I shook with rage and lowered my head. I squeezed my eyes shut and breathed. Slowly. I felt a hand on the small of my back and I opened my eyes. Betty was there with a sad smile and a head nod.

“But Liam,” I whispered.

“Kyle,” she said. “Kyle knew you would need me here. He and Liam are playing.”

I looked at Walter. The bandages no longer held back the infection, and the sickness leached through his pressed white shirt. Desperation flashed from his brave gaze. He looked at my wife and said, “Say goodbye to Liam for me. I’ve left a gift for him in my study. It’s marked with his name.”

“Okay, Walter,” Betty sobbed, “I will.”

“Farewell, Betty,” he winked.

Betty buried her face into my chest. Her tears soaked through my shirt.

I leveled my rifle.

“It’s okay,” Betty said. “It’s okay.”

Walter began to sing:

You who dwell in the shelter of the Lord
Who abide in His shadow for life
Say to the Lord, "My refuge, my rock in whom I trust!"

The neighbors joined Walter in the chorus.

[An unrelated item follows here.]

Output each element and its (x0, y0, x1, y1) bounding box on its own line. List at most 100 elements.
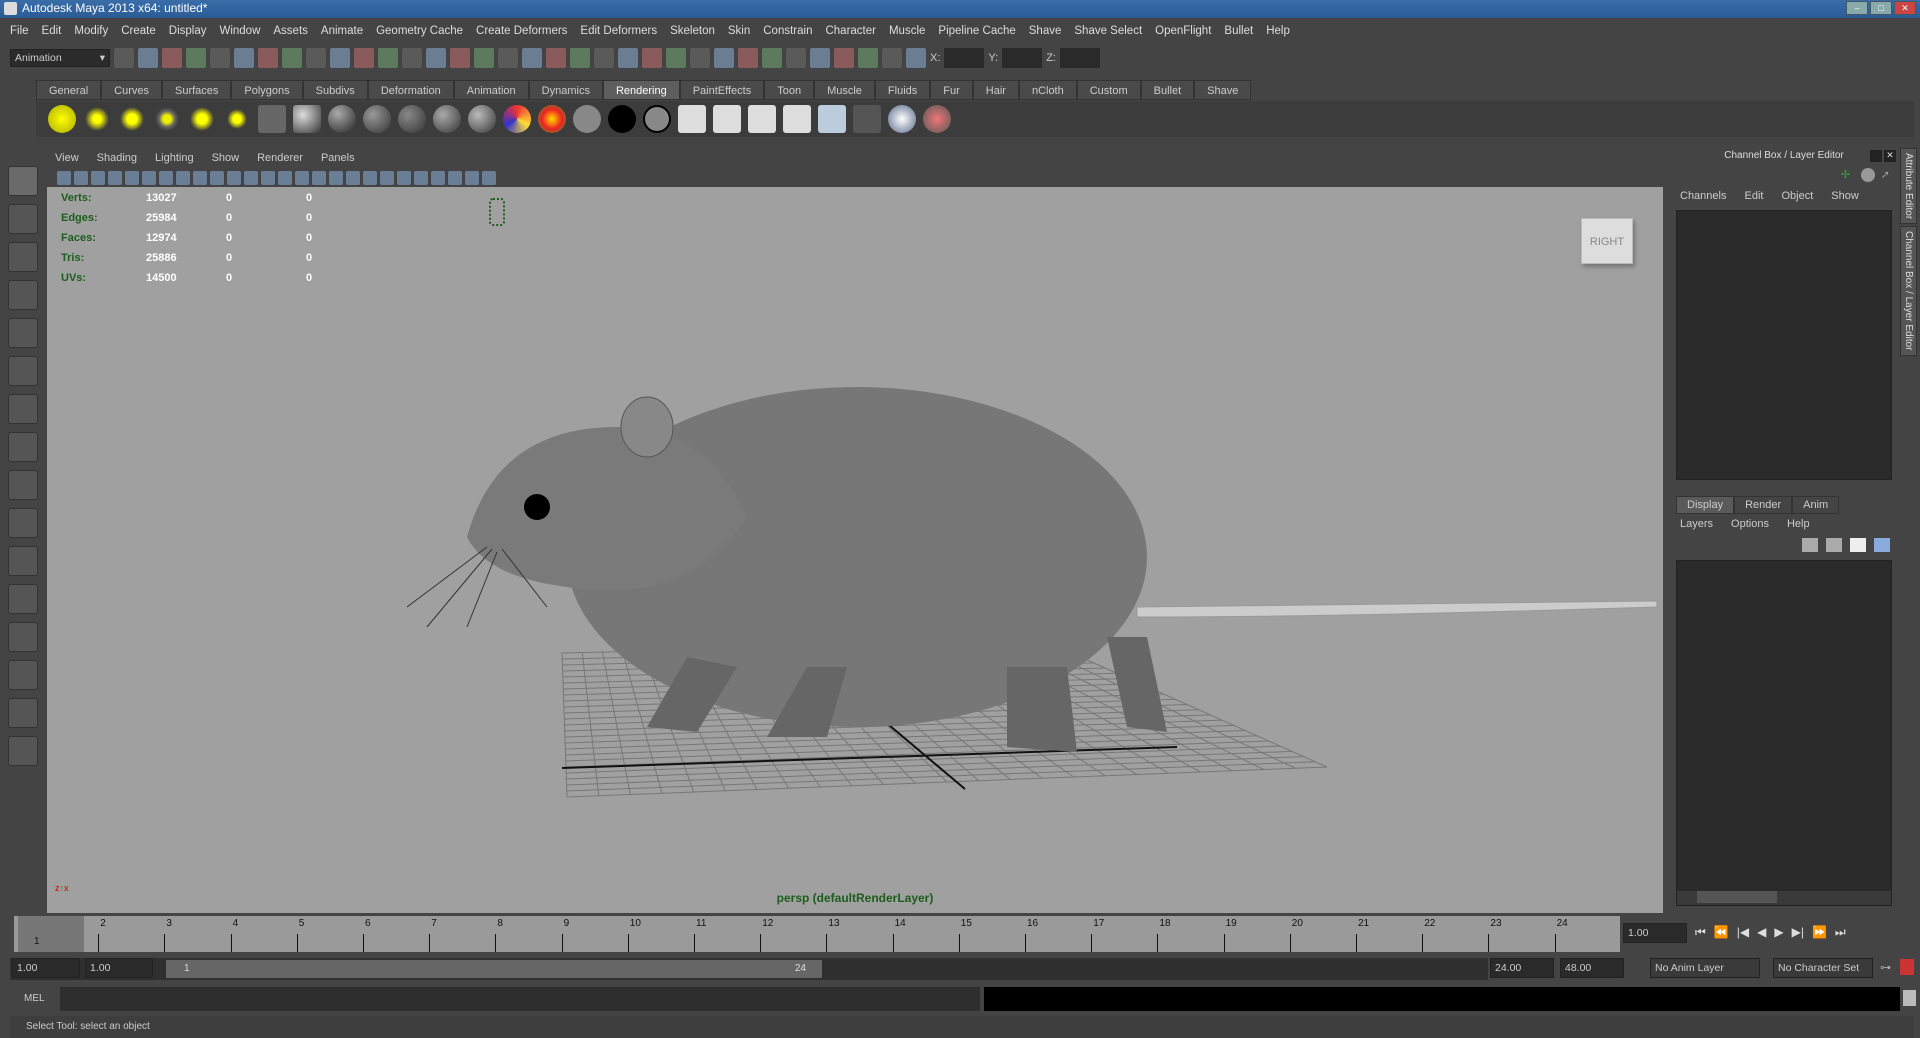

And He will raise you up on eagles' wings
Bear you on the breath of dawn
Make you to shine like the sun
And hold you in the palm of His hand

I squeezed the trigger. The singing stopped. Walter’s head disintegrated beneath his Navy cap. No one screamed. No one cried out. I broke from my wife’s embrace and turned around to face my neighbors. Betty threw her arms around my waist and squeezed. She pulled at me and pleaded, “No, Jack. Don’t. Just come home. Let’s go home.”

<< RWD

I was a child who begrudgingly went fishing with my father. I wondered if the fish were screaming, but we couldn’t hear them because they had no voice when they were pulled out of the water.

PAUSE | |

I have screamed; no one has heard me.